7. Learn the power of saying no - if the rain is lashing down and the wind is howling at gale force speeds, hiking up a mountain will not be fun (or safe) – just stay at home and load up Netflix instead.
8. Become a tech savvy adventurer – of course, a map and compass are always important, but digital apps such as Komoot and OS Maps have revolutionised navigation. They can pinpoint your exact location and help prevent you ever getting lost (and thus avoid potential mountain rescue situations). Sign up now and start learning.
9. Improve your navigation knowledge – you don’t have to spend loads of money on an expensive face-to-face navigation course, you can brush up your skills from the comfort of your own home. Websites such as Mud and Routes and Pure Outdoor offer free online navigation course, while YouTube is full of handy tips and tricks.
Travel & Transport
10. No parking, no problem – if you get to a small hamlet or village, and there’s no parking, don’t panic. Don’t be tempted to block a gate or park in a passing place. Instead activate a Plan B and simply drive somewhere else to hike.
11. Embrace the possibilities of public transport – ditch the car and head to the countryside by bus, coach or train. You’ll spare yourself motorway tailbacks and instead relish the joys of car-free exploration.
12. Try thumb-wagging – rather than guzzling fuel driving around the mountains, you could walk a summit-bagging linear route before hitch-hiking back to your car. Or you could even thumb-wag your way from the city to the mountains in the first place.
13. Self-propel yourself to the countryside - don’t just reduce petrol costs, completely eliminate them. Perhaps cycling to the mountains could become part of your weekend adventure or, rather than driving 300 miles to a national park, could you walk from home to your local hills instead?
14. Get into carpooling - single-person car journeys are terrible for the environment (and your wallet). Instead why not slash your petrol costs by car sharing? The more people that join you, the more you save.

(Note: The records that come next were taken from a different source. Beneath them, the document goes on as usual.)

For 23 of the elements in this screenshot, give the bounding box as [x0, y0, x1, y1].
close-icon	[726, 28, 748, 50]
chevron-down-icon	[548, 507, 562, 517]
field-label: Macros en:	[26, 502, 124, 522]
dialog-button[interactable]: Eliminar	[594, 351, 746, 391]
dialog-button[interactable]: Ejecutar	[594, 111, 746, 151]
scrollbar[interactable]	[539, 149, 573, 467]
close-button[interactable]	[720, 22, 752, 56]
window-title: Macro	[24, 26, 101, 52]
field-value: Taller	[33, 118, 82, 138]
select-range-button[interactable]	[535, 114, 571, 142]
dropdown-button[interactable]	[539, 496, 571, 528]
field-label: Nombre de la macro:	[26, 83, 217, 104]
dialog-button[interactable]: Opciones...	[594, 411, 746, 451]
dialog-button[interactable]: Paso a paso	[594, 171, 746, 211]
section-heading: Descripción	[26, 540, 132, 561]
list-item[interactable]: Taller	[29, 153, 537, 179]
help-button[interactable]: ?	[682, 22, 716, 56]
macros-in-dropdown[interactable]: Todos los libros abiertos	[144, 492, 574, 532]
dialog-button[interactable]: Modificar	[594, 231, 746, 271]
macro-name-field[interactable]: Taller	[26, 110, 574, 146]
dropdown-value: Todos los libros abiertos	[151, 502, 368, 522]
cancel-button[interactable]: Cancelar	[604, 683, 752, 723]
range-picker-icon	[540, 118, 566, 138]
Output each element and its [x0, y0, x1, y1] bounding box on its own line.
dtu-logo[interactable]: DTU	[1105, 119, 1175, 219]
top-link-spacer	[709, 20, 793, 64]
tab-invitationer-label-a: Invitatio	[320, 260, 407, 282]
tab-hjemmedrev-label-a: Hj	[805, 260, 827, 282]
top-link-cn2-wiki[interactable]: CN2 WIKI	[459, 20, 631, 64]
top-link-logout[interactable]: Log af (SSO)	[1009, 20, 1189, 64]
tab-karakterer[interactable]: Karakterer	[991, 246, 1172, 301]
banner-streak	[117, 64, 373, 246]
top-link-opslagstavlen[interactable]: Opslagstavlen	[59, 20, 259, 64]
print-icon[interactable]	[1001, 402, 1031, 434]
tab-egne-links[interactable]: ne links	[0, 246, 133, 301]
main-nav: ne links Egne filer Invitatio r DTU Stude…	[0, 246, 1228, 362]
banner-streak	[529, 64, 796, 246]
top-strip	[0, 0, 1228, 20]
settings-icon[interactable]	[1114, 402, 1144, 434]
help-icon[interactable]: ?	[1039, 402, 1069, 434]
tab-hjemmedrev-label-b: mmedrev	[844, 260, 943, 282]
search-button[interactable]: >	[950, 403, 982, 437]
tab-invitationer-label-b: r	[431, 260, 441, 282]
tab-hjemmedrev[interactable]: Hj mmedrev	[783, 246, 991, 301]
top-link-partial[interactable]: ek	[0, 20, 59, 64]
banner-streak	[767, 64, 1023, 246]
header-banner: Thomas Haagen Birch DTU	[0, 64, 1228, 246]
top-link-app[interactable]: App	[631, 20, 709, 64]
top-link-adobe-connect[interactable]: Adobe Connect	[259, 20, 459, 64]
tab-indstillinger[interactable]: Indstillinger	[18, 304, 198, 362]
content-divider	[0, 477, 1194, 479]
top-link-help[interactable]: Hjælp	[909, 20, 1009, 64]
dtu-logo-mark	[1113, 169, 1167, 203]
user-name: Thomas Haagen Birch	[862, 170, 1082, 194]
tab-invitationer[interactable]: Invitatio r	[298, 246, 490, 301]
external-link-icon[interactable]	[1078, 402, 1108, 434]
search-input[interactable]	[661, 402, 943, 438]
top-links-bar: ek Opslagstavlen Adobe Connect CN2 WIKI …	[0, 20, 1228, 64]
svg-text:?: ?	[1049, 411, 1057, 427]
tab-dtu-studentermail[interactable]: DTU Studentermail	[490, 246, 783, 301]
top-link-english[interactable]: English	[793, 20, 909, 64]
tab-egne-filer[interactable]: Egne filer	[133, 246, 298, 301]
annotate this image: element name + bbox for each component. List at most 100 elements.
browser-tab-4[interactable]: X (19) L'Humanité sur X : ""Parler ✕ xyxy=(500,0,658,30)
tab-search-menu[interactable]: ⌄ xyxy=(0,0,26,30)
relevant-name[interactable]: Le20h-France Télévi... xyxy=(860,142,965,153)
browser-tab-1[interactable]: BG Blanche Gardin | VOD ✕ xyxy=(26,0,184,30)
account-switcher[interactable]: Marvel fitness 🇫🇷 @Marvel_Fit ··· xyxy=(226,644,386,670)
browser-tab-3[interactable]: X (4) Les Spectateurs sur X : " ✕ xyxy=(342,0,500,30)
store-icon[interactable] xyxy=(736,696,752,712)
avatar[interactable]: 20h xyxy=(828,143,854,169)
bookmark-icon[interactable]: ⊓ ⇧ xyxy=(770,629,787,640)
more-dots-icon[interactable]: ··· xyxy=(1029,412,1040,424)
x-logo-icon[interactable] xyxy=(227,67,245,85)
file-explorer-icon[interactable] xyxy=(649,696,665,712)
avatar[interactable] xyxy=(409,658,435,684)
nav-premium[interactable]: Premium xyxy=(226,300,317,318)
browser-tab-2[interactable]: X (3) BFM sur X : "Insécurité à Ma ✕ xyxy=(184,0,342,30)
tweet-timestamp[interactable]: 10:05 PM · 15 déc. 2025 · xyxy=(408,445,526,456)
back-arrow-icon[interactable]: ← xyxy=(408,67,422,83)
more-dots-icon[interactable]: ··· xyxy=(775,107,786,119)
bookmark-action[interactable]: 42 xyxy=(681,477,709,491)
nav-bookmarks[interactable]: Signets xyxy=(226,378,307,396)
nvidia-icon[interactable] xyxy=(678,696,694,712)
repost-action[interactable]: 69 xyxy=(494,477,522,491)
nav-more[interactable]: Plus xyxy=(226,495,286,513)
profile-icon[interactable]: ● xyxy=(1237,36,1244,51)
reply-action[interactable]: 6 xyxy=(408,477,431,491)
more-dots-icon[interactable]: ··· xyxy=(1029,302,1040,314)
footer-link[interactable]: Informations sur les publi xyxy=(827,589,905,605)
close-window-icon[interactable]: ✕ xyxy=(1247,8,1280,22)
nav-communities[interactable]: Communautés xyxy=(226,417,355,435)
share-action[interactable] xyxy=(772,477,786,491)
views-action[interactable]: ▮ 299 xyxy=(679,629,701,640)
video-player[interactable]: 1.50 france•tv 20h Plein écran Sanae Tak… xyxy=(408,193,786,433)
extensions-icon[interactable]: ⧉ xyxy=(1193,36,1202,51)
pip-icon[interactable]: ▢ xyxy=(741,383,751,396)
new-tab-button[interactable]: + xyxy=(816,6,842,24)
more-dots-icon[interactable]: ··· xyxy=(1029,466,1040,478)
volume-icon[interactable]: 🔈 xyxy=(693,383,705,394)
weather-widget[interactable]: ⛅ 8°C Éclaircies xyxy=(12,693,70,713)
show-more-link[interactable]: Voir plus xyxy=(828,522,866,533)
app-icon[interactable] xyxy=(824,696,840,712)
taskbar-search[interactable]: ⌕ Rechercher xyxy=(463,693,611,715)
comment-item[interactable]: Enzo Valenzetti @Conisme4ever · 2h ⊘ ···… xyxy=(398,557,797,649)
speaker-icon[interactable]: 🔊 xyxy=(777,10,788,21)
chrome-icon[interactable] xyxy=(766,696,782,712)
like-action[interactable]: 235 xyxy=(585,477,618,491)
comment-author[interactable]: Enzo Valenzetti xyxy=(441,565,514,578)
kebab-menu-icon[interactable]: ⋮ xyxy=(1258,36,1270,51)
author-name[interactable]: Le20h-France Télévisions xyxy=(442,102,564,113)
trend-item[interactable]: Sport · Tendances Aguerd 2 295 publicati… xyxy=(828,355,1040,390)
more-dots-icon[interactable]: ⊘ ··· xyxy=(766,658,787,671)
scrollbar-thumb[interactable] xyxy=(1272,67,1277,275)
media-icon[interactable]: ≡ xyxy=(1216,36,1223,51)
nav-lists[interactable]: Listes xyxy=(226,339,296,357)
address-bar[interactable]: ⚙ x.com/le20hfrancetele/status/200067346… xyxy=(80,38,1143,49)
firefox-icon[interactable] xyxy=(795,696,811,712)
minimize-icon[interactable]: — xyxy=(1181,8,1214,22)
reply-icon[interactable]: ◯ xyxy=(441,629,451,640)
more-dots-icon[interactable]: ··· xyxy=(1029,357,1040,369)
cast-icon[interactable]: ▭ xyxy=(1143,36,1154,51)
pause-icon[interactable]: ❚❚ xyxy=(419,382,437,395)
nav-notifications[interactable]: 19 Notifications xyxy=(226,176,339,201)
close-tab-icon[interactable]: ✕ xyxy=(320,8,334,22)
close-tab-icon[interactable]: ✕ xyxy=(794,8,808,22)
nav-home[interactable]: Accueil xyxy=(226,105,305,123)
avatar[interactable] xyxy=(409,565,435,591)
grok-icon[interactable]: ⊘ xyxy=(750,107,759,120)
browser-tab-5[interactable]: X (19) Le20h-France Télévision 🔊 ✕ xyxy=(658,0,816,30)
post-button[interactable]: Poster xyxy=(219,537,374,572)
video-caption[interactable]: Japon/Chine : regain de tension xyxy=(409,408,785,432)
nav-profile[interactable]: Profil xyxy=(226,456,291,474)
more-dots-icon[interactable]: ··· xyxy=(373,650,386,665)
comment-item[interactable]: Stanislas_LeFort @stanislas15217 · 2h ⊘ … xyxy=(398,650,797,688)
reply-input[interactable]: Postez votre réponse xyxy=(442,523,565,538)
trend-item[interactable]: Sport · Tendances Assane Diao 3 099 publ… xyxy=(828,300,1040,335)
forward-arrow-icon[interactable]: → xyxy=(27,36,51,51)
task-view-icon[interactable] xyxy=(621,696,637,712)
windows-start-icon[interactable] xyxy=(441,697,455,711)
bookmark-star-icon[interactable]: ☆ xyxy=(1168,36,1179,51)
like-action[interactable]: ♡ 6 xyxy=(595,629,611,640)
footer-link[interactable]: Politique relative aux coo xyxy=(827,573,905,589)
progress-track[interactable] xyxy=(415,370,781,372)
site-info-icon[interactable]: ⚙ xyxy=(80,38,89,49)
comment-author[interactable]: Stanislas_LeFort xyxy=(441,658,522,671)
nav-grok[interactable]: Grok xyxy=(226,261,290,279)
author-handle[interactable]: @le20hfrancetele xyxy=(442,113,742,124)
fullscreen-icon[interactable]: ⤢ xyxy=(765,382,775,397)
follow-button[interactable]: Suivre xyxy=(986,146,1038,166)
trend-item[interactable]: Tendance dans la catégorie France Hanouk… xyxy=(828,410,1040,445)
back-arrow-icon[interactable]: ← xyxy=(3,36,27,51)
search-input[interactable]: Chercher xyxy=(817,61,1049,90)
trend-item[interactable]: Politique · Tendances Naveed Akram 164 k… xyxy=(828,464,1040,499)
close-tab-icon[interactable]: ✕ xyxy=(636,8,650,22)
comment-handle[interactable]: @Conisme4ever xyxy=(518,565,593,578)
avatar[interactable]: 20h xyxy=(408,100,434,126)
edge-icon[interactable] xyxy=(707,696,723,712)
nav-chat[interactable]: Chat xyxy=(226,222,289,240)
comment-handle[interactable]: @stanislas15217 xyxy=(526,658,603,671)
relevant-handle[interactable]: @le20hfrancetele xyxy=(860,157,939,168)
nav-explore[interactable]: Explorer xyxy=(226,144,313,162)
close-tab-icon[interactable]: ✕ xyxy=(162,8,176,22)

Eco-Friendly & Sustainable Actions
15. Eat sustainable sandwiches – rather than wrapping your ham and cheese rolls in cling film (which is made from plastic), use an eco-friendly alternative such as beeswax wraps. 16. Be sensitive to sheep (and other animals) – as cute as Herdwick sheep might look, they don’t really want to be bothered by your attempts to get a perfect Instagram image. Stay away from livestock and don’t disturb them. 17.Think about what you’re eating – perhaps you can make a packed lunch that’s meat-free and without any single-use plastic? It might be tricky (if not impossible if you’re shopping at a mainstream supermarket), but perhaps you can pick up supplies at a plastic-free resupply shop.
Enjoy Yourself & Have Fun
18. Improve your trail banter - rather than a simple “hello”, spice things up a little: “is there a Starbucks at the top?” or perhaps (as you struggle uphill) “I need a new hobby – any ideas?” 19. Avoid the crowds – walk at sunrise or sunset, on weekdays or during off-season, to increase your sense of tranquillity and escapism. You won’t be contributing to over-crowding problems, and you might love getting the hills all to yourself.
20. Make time for mindfulness - remember to stop regularly during your walk, stay still for 5 or 10 minutes, and open up your senses to the sights, sounds and smells around you. It’s great for your mental health.